= Joy Alice Hintz =

American writer (1926–2009)

Joy Alice Hintz (February 7, 1926 – April 2009) was an American writer and a community advocate for migrant workers in Ohio and a peace advocate in Central America. Hinz was inducted into the Ohio Women's Hall of Fame in 1993.

== Early life, education, and career ==
Joy Alice Posey was born in Zanesville, Ohio, on February 7, 1926, and grew up in Columbus. She earned a Bachelor of Arts and a Bachelor of Science degrees from Ohio State University. She married Howard Hintz in 1952. They relocated to Tiffin, Ohio when he took a faculty position at Heidelberg College. During her first years in Tiffin, she taught school in Tiffin and Attica, Ohio. In 1956, Hintz took the position as curator of the Charles H. Jones Collection of Minerals at Heidelberg College and she remained in the job for 25 years.
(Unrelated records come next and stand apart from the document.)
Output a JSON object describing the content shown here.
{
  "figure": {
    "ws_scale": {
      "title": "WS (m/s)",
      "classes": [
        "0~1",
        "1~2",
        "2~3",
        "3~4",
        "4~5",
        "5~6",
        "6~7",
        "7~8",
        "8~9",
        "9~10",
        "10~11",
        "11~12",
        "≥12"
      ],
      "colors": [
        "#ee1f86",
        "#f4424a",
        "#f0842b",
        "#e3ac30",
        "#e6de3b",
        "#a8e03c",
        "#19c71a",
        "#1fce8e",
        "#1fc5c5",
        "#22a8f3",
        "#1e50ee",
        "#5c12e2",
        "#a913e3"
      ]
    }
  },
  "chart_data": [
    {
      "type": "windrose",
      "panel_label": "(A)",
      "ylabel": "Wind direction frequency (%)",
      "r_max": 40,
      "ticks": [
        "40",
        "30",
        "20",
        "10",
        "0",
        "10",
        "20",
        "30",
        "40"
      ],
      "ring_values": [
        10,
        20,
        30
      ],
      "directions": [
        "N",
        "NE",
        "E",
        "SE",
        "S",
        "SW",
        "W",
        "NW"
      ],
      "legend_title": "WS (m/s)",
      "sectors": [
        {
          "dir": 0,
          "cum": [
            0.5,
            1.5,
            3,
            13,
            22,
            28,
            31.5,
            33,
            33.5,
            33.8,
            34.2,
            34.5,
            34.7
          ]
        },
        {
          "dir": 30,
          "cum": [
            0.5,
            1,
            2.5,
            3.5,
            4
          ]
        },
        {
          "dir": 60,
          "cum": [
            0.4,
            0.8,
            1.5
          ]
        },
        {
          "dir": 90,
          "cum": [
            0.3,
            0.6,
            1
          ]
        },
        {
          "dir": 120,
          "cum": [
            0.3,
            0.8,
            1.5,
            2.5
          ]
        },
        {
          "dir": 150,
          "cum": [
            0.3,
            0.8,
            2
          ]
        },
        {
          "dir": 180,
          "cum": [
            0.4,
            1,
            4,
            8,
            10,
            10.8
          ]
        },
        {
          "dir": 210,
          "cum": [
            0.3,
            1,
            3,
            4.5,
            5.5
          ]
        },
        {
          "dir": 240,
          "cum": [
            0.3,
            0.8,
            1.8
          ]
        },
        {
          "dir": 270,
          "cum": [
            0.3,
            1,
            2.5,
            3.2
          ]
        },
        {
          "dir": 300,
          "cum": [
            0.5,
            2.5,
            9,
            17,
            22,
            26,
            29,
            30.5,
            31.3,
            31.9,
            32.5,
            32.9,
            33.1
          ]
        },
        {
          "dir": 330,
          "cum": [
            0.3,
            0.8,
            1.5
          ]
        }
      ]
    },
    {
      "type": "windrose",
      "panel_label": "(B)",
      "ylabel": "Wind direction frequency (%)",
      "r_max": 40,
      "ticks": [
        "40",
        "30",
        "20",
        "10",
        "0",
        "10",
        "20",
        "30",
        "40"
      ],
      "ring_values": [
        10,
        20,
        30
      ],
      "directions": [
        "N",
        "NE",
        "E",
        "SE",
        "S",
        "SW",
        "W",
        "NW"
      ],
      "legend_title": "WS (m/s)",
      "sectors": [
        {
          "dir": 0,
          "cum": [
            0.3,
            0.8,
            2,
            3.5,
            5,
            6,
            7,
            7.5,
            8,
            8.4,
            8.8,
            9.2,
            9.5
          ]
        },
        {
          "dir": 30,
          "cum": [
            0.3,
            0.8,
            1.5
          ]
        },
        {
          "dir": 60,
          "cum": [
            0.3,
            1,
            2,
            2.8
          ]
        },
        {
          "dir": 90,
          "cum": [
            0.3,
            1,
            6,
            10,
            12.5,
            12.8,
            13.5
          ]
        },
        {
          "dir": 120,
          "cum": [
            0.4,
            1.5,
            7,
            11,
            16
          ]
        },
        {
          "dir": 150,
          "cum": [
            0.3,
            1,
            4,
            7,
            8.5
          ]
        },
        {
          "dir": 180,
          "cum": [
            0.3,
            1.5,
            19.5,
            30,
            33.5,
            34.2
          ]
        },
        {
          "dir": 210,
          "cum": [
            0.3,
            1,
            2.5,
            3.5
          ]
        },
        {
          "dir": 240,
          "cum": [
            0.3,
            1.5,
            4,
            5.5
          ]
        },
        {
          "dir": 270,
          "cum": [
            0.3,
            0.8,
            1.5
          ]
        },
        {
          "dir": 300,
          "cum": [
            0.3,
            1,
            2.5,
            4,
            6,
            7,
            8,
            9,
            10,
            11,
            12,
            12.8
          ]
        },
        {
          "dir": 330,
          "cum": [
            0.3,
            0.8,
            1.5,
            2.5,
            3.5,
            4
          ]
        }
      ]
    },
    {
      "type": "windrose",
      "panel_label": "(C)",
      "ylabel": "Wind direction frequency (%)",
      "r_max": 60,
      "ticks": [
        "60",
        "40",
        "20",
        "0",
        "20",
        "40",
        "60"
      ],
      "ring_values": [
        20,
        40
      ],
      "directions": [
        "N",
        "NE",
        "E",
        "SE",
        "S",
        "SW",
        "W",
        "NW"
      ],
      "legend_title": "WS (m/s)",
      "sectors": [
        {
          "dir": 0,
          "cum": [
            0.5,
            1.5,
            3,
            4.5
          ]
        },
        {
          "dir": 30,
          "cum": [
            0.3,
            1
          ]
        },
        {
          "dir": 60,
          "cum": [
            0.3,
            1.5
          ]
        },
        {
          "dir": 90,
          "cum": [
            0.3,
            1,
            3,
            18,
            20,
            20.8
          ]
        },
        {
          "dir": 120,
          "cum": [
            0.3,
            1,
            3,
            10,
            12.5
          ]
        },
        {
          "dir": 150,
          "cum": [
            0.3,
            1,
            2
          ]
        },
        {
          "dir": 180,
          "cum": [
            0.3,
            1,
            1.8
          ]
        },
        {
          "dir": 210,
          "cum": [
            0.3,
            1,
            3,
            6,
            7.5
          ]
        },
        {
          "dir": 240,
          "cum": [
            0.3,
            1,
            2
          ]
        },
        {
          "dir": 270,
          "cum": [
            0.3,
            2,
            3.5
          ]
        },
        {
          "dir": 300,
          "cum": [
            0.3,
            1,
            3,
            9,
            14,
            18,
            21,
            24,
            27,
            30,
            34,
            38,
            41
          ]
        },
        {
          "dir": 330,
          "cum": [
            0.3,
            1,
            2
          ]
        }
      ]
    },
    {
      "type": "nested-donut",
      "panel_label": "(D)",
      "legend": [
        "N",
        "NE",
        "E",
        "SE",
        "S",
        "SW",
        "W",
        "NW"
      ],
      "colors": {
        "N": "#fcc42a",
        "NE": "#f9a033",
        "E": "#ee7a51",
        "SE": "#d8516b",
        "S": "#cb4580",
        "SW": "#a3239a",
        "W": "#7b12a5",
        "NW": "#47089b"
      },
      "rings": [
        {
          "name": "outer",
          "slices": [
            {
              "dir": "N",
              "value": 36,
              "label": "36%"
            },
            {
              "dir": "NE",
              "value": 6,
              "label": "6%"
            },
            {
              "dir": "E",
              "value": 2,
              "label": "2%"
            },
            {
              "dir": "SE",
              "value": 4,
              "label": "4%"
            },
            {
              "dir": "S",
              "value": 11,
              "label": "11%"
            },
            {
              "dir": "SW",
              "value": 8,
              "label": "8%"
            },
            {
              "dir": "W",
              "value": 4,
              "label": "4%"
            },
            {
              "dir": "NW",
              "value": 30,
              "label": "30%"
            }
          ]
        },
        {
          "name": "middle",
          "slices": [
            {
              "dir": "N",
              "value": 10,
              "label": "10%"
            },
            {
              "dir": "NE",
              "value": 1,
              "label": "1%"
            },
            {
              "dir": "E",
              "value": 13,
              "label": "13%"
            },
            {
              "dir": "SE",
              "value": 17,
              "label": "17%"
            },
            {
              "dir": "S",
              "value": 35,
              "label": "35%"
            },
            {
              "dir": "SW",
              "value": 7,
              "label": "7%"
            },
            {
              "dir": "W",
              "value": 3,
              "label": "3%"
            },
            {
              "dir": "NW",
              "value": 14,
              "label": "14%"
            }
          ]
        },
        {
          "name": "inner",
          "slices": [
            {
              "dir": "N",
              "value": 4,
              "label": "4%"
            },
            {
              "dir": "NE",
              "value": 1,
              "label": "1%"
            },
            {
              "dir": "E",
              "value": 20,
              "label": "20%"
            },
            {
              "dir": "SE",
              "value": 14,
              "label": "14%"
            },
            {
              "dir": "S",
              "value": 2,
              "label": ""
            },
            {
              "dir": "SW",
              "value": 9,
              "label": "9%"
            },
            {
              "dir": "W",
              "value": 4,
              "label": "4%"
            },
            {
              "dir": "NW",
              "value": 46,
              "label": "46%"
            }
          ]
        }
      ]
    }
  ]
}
== Advocacy for migrant farmworkers ==
Hintz was appointed to a migrant workers committee by Ohio Governor John J. Gilligan. She was president of the Committee on Migrant Relations of Tiffin, and a founder of Auxilio y Amistad (Aid and Friendship.)

== Writer ==
Hintz studied the migrants farmworkers and wrote several books and articles about their working conditions. She collected and compiled anthologies of workers' poems, essays, and drawings.

== Death and legacy ==
Hintz was inducted into the Ohio Women's Hall of Fame in 1993, and the Ohio Farmworker Advocate Hall of Fame. She received the NAACP Peacemaker Award. She died from complications of Alzheimer's disease in 2009.